Editor’s note: This story by Robert Audette first appeared in the Brattleboro Reformer.
BRATTLEBORO — Brattleboro Memorial Hospital paid $1,655,000 to the United States and the state of Vermont to resolve civil claims that it “knowingly” presented or caused to be presented “false claims for payment to Medicare and Medicaid.”
According to the U.S. Attorney’s Office for the District of Vermont, from approximately January 2012 through September 2014, “BMH knowingly submitted or caused to be submitted a number of outpatient laboratory claims lacking documentation necessary to support reimbursement by Medicare and Medicaid.” Doing so was a violation of the federal False Claims Act and the Vermont False Claims Act, stated a press release issued Monday afternoon.
The $1,655,000 will be divided between the federal Medicare, federal Medicaid, and Vermont Medicaid programs to which BMH submitted the alleged false claims.
“Pursuant to the settlement agreement, the settlement and payment are neither an admission of liability by BMH, nor a concession by the United States or State of Vermont that their claims are not well founded,” stated the press release.
According to the press release, Amy Beth Main filed a complaint against BMH under the qui tam provisions of the federal False Claims Act. Qui tam lawsuits are a type of whistleblower lawsuit that rewards whistleblowers in successful cases where the government recovers funds lost to fraud.

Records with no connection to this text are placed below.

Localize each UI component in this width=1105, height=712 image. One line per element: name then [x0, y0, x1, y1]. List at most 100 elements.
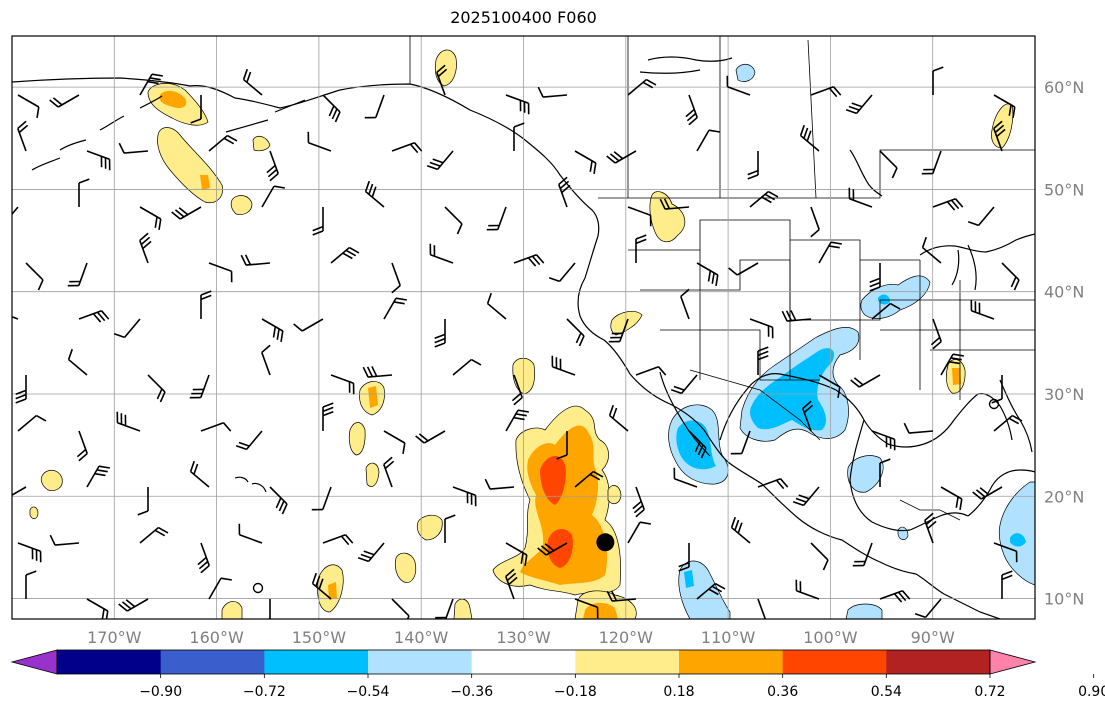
- warm-region: [583, 602, 618, 619]
- wind-barb: [322, 402, 334, 431]
- island-outline: [252, 582, 264, 594]
- cool-region: [750, 348, 835, 431]
- wind-barb: [197, 542, 210, 574]
- wind-barb: [330, 374, 355, 395]
- wind-barb: [208, 577, 232, 600]
- wind-barb: [673, 467, 698, 488]
- colorbar-outline: [56, 649, 991, 675]
- colorbar-bin: [679, 650, 784, 674]
- border-line: [628, 219, 920, 261]
- longitude-label: 170°W: [87, 628, 142, 647]
- wind-barb: [330, 246, 360, 264]
- wind-barb: [86, 598, 109, 619]
- wind-barb: [627, 206, 652, 227]
- colorbar-tick-label: 0.36: [767, 684, 798, 700]
- wind-barb: [15, 375, 27, 404]
- warm-region: [416, 514, 443, 541]
- wind-barb: [730, 430, 751, 455]
- wind-barb: [879, 458, 891, 487]
- wind-barb: [261, 185, 285, 208]
- wind-barb: [513, 254, 545, 267]
- warm-region: [252, 135, 271, 152]
- wind-barb: [914, 598, 942, 619]
- wind-barb: [266, 599, 271, 619]
- wind-barb: [696, 582, 726, 600]
- warm-region: [368, 386, 378, 408]
- wind-barb: [486, 292, 507, 320]
- wind-barb: [505, 94, 530, 115]
- wind-barb: [848, 187, 873, 208]
- longitude-labels: 170°W 160°W 150°W 140°W 130°W 120°W 110°W 100°W…: [87, 628, 955, 647]
- cool-region: [878, 294, 890, 305]
- coastline: [951, 244, 977, 291]
- wind-barb: [696, 262, 719, 286]
- latitude-label: 40°N: [1044, 283, 1084, 302]
- wind-barb: [818, 241, 842, 264]
- wind-barb: [67, 262, 88, 287]
- colorbar-extend-low: [10, 649, 58, 675]
- wind-barb: [967, 206, 995, 227]
- wind-barb: [869, 263, 881, 292]
- wind-barb: [364, 94, 385, 119]
- wind-barb: [12, 486, 27, 497]
- longitude-label: 90°W: [911, 628, 955, 647]
- wind-barb: [537, 542, 568, 556]
- latitude-labels: 60°N 50°N 40°N 30°N 20°N 10°N: [1044, 78, 1084, 608]
- longitude-label: 140°W: [394, 628, 449, 647]
- wind-barb: [993, 94, 1016, 118]
- coastline: [849, 149, 883, 197]
- wind-barbs: [12, 64, 1023, 619]
- storm-center-marker: [596, 533, 615, 552]
- wind-barb: [190, 95, 202, 124]
- wind-barb: [269, 486, 288, 515]
- wind-barb: [78, 310, 110, 323]
- colorbar-bin: [575, 650, 680, 674]
- wind-barb: [606, 150, 637, 164]
- latitude-label: 30°N: [1044, 385, 1084, 404]
- wind-barb: [505, 568, 518, 600]
- warm-region: [230, 195, 253, 215]
- wind-barb: [242, 68, 263, 96]
- wind-barb: [25, 570, 37, 599]
- wind-barb: [871, 430, 896, 451]
- warm-region: [221, 601, 243, 619]
- colorbar-bin: [471, 650, 576, 674]
- wind-barb: [696, 129, 720, 152]
- colorbar-bin: [160, 650, 265, 674]
- colorbar-bin: [886, 650, 991, 674]
- wind-barb: [436, 64, 448, 96]
- longitude-label: 120°W: [599, 628, 654, 647]
- wind-barb: [189, 374, 210, 399]
- wind-barb: [452, 358, 482, 376]
- wind-barb: [139, 232, 152, 264]
- wind-barb: [116, 411, 141, 432]
- cool-region: [847, 455, 884, 493]
- lake-outline: [988, 398, 1000, 410]
- wind-barb: [147, 374, 166, 403]
- cool-region: [1010, 533, 1026, 547]
- wind-barb: [76, 430, 88, 462]
- warm-region: [952, 368, 961, 385]
- wind-barb: [364, 180, 385, 208]
- wind-barb: [924, 512, 937, 544]
- wind-barb: [49, 94, 80, 108]
- longitude-label: 150°W: [292, 628, 347, 647]
- wind-barb: [1001, 570, 1013, 599]
- wind-barb: [118, 142, 149, 154]
- wind-barb: [574, 470, 604, 488]
- coastline: [639, 56, 733, 74]
- wind-barb: [426, 150, 454, 171]
- wind-barb: [357, 542, 385, 563]
- wind-barb: [802, 400, 814, 432]
- coastline: [225, 99, 306, 133]
- colorbar-tick-label: −0.36: [450, 684, 493, 700]
- coastline: [967, 469, 1035, 517]
- coastline: [919, 233, 1035, 256]
- wind-barb: [574, 598, 599, 619]
- cool-region: [845, 603, 883, 619]
- wind-barb: [49, 534, 80, 546]
- colorbar-tick-label: 0.54: [871, 684, 902, 700]
- wind-barb: [566, 318, 585, 347]
- wind-barb: [940, 353, 964, 376]
- map-title: 2025100400 F060: [450, 8, 597, 27]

According to Norman Watts, of Watts Law Firm in Woodstock, Main will receive between 15 percent and 20 percent of the settlement, from which he will recover his attorney fees.
“Amy Beth worked for the hospital in an administrative role in the financial services department,” said Watts. “She is an experienced administrator in health care and she observed irregular, inappropriate, improper and illegal billings.”
Watts contended Main, who lives in Perkinsville, “protested internally … vigorously” but her protestations were ignored. Watts also told the Reformer that after BMH “made life miserable for her,” she quit her job.
“She came to me because we have handled similar actions in the state and federal arena,” he said.
Watts told the Reformer he and his client are satisfied with the conclusion of the investigation.
“It was hugely stressful for her to live and work under those conditions,” said Watts.
In a press release that was issued shortly after the notification from the U.S. Attorney’s Office, BMH stated it had “voluntarily self-disclosed to the Office of the Inspector General for the U.S. Department of Health and Human Services that BMH received overpayments as a result of this billing issue.”
According to the press release, “These issues were not present in claims submitted after September 2014 as a result of internal corrective actions taken.”
The allegations, stated the BMH press release, were in regard “to coding of claims submitted for certain laboratory tests performed between January 2012 and September 2014. Specifically, that, in some instances, the clinicians’ orders for laboratory tests did not appear to adequately document the diagnosis code included on the billing claim form as required.”
Beginning in early 2016, BMH “promptly undertook a detailed internal investigation of the issue …” stated the press release. “BMH fully cooperated with the subsequent OIG investigation. There have been no allegations that the services billed for were not provided or unnecessary; only that they were not properly documented. In reaching this settlement agreement, BMH does not admit to any intentional wrongdoing.”
“BMH has made substantial investments within our Patient Financial Services department to address the matter,” stated Jonathan Farina, BMH Chief Compliance Officer. “We take issues like this very seriously, and invest considerable time and resources into creating a robust, compliant billing process. Since learning of this billing issue, BMH improved both systems and personnel operations to correct the problem and ensure that we are doing our utmost to comply with the complex requirements for proper billing to all payers.”
“Health care providers doing business in Vermont need to have systems in place to ensure that the claims they submit for taxpayer reimbursement are valid under the governing rules and regulations,” stated United States Attorney Christina E. Nolan. “We will hold accountable those who knowingly or recklessly bill the government for health care services without proper documentation to support their claims.”
The case was investigated by the United States Attorney’s Office for the District of Vermont, with assistance from the Office of the Inspector General of the Department of Health and Human Services, and by the Medicaid Fraud and Residential Abuse Unit of the Vermont Attorney General’s Office. Assistant United States Attorney Owen C.J. Foster handled the matter on behalf of the United States. Vermont Assistant Attorney General Steven J. Monde of the Medicaid Fraud and Residential Abuse Unit represented the state of Vermont. Kevin Henry and Anne Cramer of the law firm Primmer Piper Eggelston & Cramer, PC represented BMH.
Gina Pattison, Director of Development and Marketing for BMH, had no comment on Watts’ characterizations of his client’s term of employment at the hospital or her allegations.
However, said Pattison, “The matter was resolved to the satisfaction of the state and federal governments and the employee involved.”